Friday, July 5, 2013

Sabbath

Dear People of Christ Church,
This Sunday, we head into our summer schedule of having just one service at 9:30 in place of our usual 8:30 and 10, kicked off with our annual Church in the Garden. This year we're blessed with a unique portable organ, lent to us by Bill Weber, to support our singing even better. Bring a chair or blanket (there will also be some folding chairs from the parish hall set up) and stay for our outdoor coffee-less hour, too. We meet on the lawn in the shade, so don't worry about getting too hot.

Last week, I wrote about celebration-this week, as I see pictures of my family already on vacation posted on facebook, I'm thinking about rest (I leave on Monday to join them, so it's also my own longing at work!). Rest isn't slacking, or laziness, but part of our calling as spiritual beings. The New Zealand prayer book translates Psalm 127 like this: "It is but lost labor that we haste to rise up early, and so late take rest, and eat the bread of anxiety. For those beloved of God are given gifts even while they sleep." 

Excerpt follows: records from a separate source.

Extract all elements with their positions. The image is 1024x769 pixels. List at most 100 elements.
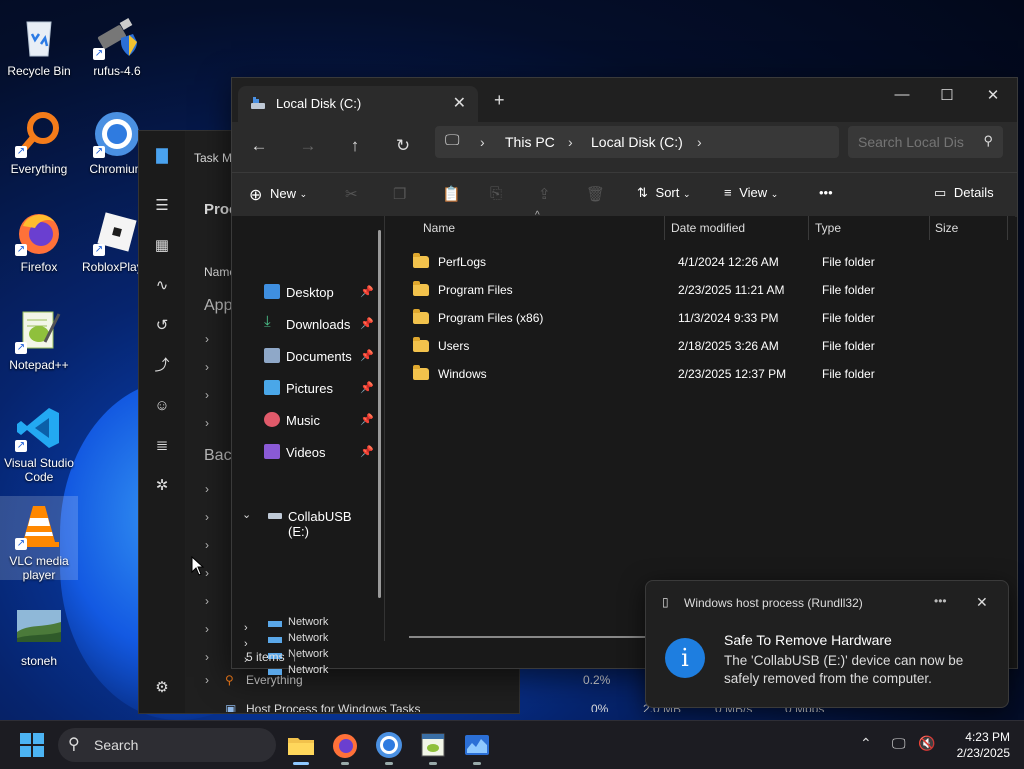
sort-button[interactable]: ⇅ Sort ⌄ <box>637 185 691 201</box>
file-list[interactable]: ^ Name Date modified Type Size PerfLogs … <box>385 210 1015 641</box>
taskbar-firefox[interactable] <box>329 729 361 765</box>
more-options-button[interactable]: ••• <box>819 185 833 200</box>
desktop-icon-notepadpp[interactable]: ↗ Notepad++ <box>0 300 78 372</box>
sidebar-item-pictures[interactable]: Pictures 📌 <box>264 376 374 400</box>
volume-muted-icon[interactable]: 🔇 <box>918 735 935 752</box>
process-name: Host Process for Windows Tasks <box>246 702 421 712</box>
processes-icon[interactable]: ▦ <box>153 237 171 255</box>
column-header-size[interactable]: Size <box>935 216 958 240</box>
file-row[interactable]: Program Files (x86) 11/3/2024 9:33 PM Fi… <box>409 304 1009 332</box>
sidebar-scrollbar[interactable] <box>378 230 381 598</box>
sidebar-item-network[interactable]: Network <box>288 616 328 628</box>
navigation-pane[interactable]: Desktop 📌 ⤓ Downloads 📌 Documents 📌 Pict… <box>232 216 385 676</box>
taskbar-task-manager[interactable] <box>461 729 493 765</box>
horizontal-scrollbar[interactable] <box>409 636 649 638</box>
users-icon[interactable]: ☺ <box>153 397 171 415</box>
desktop-icon-vlc[interactable]: ↗ VLC media player <box>0 496 78 582</box>
sidebar-item-desktop[interactable]: Desktop 📌 <box>264 280 374 304</box>
forward-button[interactable]: → <box>296 136 320 156</box>
maximize-button[interactable]: ☐ <box>932 86 962 104</box>
app-history-icon[interactable]: ↺ <box>153 317 171 335</box>
desktop-icon-stoneh[interactable]: stoneh <box>0 596 78 668</box>
tab-local-disk[interactable]: Local Disk (C:) ✕ <box>238 86 478 122</box>
performance-icon[interactable]: ∿ <box>153 277 171 295</box>
breadcrumb-this-pc[interactable]: This PC <box>505 134 555 150</box>
column-divider[interactable] <box>808 216 809 240</box>
taskbar-notepadpp[interactable] <box>417 729 449 765</box>
column-header-date[interactable]: Date modified <box>671 216 745 240</box>
column-divider[interactable] <box>929 216 930 240</box>
network-status-icon[interactable]: 🖵 <box>892 735 906 752</box>
search-box[interactable]: ⚲ <box>848 126 1003 158</box>
chevron-down-icon[interactable]: ⌄ <box>242 508 251 521</box>
close-window-button[interactable]: ✕ <box>978 86 1008 104</box>
process-cpu: 0.2% <box>583 673 611 687</box>
hamburger-menu-icon[interactable]: ☰ <box>153 197 171 215</box>
explorer-titlebar[interactable]: Local Disk (C:) ✕ + — ☐ ✕ <box>232 78 1017 122</box>
pin-icon[interactable]: 📌 <box>360 445 374 458</box>
file-row[interactable]: Users 2/18/2025 3:26 AM File folder <box>409 332 1009 360</box>
sidebar-item-label: Pictures <box>286 381 333 396</box>
view-button[interactable]: ≡ View ⌄ <box>724 185 778 200</box>
pin-icon[interactable]: 📌 <box>360 317 374 330</box>
file-row[interactable]: Program Files 2/23/2025 11:21 AM File fo… <box>409 276 1009 304</box>
details-list-icon[interactable]: ≣ <box>153 437 171 455</box>
paste-icon[interactable]: 📋 <box>442 185 461 203</box>
details-pane-button[interactable]: ▭ Details <box>934 185 994 201</box>
toast-notification[interactable]: ▯ Windows host process (Rundll32) ••• ✕ … <box>645 580 1009 708</box>
notepadpp-icon: ↗ <box>15 306 63 354</box>
up-button[interactable]: ↑ <box>343 136 367 156</box>
taskbar-search[interactable]: ⚲ Search <box>58 728 276 762</box>
refresh-button[interactable]: ↻ <box>391 136 415 156</box>
file-name: Users <box>438 339 470 353</box>
desktop-icon-recycle-bin[interactable]: Recycle Bin <box>0 6 78 78</box>
sidebar-item-downloads[interactable]: ⤓ Downloads 📌 <box>264 312 374 336</box>
settings-gear-icon[interactable]: ⚙ <box>153 679 171 697</box>
desktop-icon-firefox[interactable]: ↗ Firefox <box>0 202 78 274</box>
toast-more-button[interactable]: ••• <box>934 594 947 608</box>
sidebar-item-music[interactable]: Music 📌 <box>264 408 374 432</box>
rename-icon[interactable]: ⎘ <box>490 185 502 202</box>
delete-icon[interactable]: 🗑 <box>586 185 605 203</box>
startup-apps-icon[interactable]: ⤴ <box>153 357 171 375</box>
sidebar-item-collabusb[interactable]: ⌄ CollabUSB (E:) <box>242 504 374 539</box>
search-input[interactable] <box>856 132 978 152</box>
chevron-right-icon[interactable]: › <box>697 134 702 150</box>
column-divider[interactable] <box>664 216 665 240</box>
column-header-name[interactable]: Name <box>423 216 455 240</box>
pin-icon[interactable]: 📌 <box>360 285 374 298</box>
breadcrumb-local-disk[interactable]: Local Disk (C:) <box>591 134 683 150</box>
chevron-right-icon[interactable]: › <box>244 622 248 634</box>
pin-icon[interactable]: 📌 <box>360 413 374 426</box>
services-icon[interactable]: ✲ <box>153 477 171 495</box>
toast-close-button[interactable]: ✕ <box>976 594 988 611</box>
file-row[interactable]: Windows 2/23/2025 12:37 PM File folder <box>409 360 1009 388</box>
share-icon[interactable]: ⇪ <box>538 185 551 203</box>
cut-icon[interactable]: ✂ <box>345 185 358 203</box>
back-button[interactable]: ← <box>247 136 271 156</box>
file-type: File folder <box>822 339 875 353</box>
show-hidden-icons-button[interactable]: ⌃ <box>860 735 872 752</box>
column-header-type[interactable]: Type <box>815 216 841 240</box>
new-button[interactable]: ⊕ New ⌄ <box>249 185 307 205</box>
start-button[interactable] <box>16 729 48 761</box>
clock[interactable]: 4:23 PM 2/23/2025 <box>944 729 1010 761</box>
sidebar-item-documents[interactable]: Documents 📌 <box>264 344 374 368</box>
column-divider[interactable] <box>1007 216 1008 240</box>
taskbar-file-explorer[interactable] <box>285 729 317 765</box>
running-indicator <box>429 762 437 765</box>
pin-icon[interactable]: 📌 <box>360 381 374 394</box>
sidebar-item-videos[interactable]: Videos 📌 <box>264 440 374 464</box>
copy-icon[interactable]: ❐ <box>393 185 406 203</box>
taskbar-chromium[interactable] <box>373 729 405 765</box>
file-row[interactable]: PerfLogs 4/1/2024 12:26 AM File folder <box>409 248 1009 276</box>
desktop-icon-everything[interactable]: ↗ Everything <box>0 104 78 176</box>
desktop-icon-rufus[interactable]: ↗ rufus-4.6 <box>78 6 156 78</box>
close-tab-icon[interactable]: ✕ <box>453 93 466 113</box>
pin-icon[interactable]: 📌 <box>360 349 374 362</box>
address-bar[interactable]: 🖵 › This PC › Local Disk (C:) › <box>435 126 839 158</box>
minimize-button[interactable]: — <box>887 86 917 103</box>
new-tab-button[interactable]: + <box>494 90 505 111</box>
chevron-right-icon: › <box>568 134 573 150</box>
desktop-icon-vscode[interactable]: ↗ Visual Studio Code <box>0 398 78 484</box>
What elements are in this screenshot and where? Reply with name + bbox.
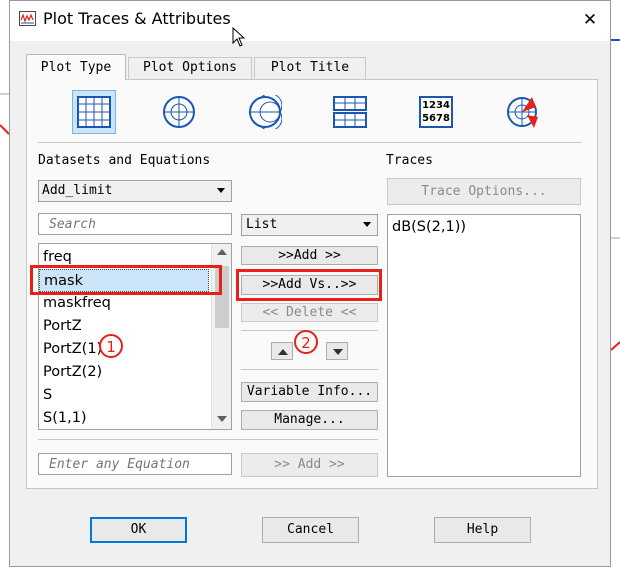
variable-info-button[interactable]: Variable Info...: [241, 382, 378, 402]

Gifts from God, even as you sleep! 
In our busy lives, though, it's hard to remember the importance of Sabbath. We are so intent in our culture on being productive, on having something to show for ourselves. "Empty hands are the devil's playground," our grandmothers taught us. But it's only with empty hands that we can accept what God has to give us. 

We "eat the bread of anxiety;" the psalm cites it as an intentional act. We get caught up and forget that we choose the way we live our lives. Even in our "time off," we go shopping, we consume things we don't need. We want, at the end of the day, to say that we did something. But what would it be like if you just didn't do anything? If you put aside all the things that people expect of you, that you expect from yourself, all those needs and random wants? What if you came before God with empty hands and a silent mind and just prayed for them to be filled with God's quiet and love? 

Important, too, is how your Sabbath impacts those around you. The meaning of Sabbath is rigorously outlined in the Old Testament for the Jews to follow-Sabbath is part of the law. But the implications of Sabbath aren't just for the Jews. They are commanded not to work, not just for themselves but so that their slaves and their animals also don't work. Sabbath extends outward from one person through to the community. "Six days you shall do your work, but on the seventh day you shall rest, so that your ox and your donkey may have relief, and your homeborn slave and the resident alien may be refreshed." (Exodus 23: 12) Of course, we are reading now in Galatians about how Christ came to take us out from under the law. How readily does God receive our rest when it's given freely, rather than commanded? Take a moment and give God the gift of your rest, and see how your receive God's grace in return.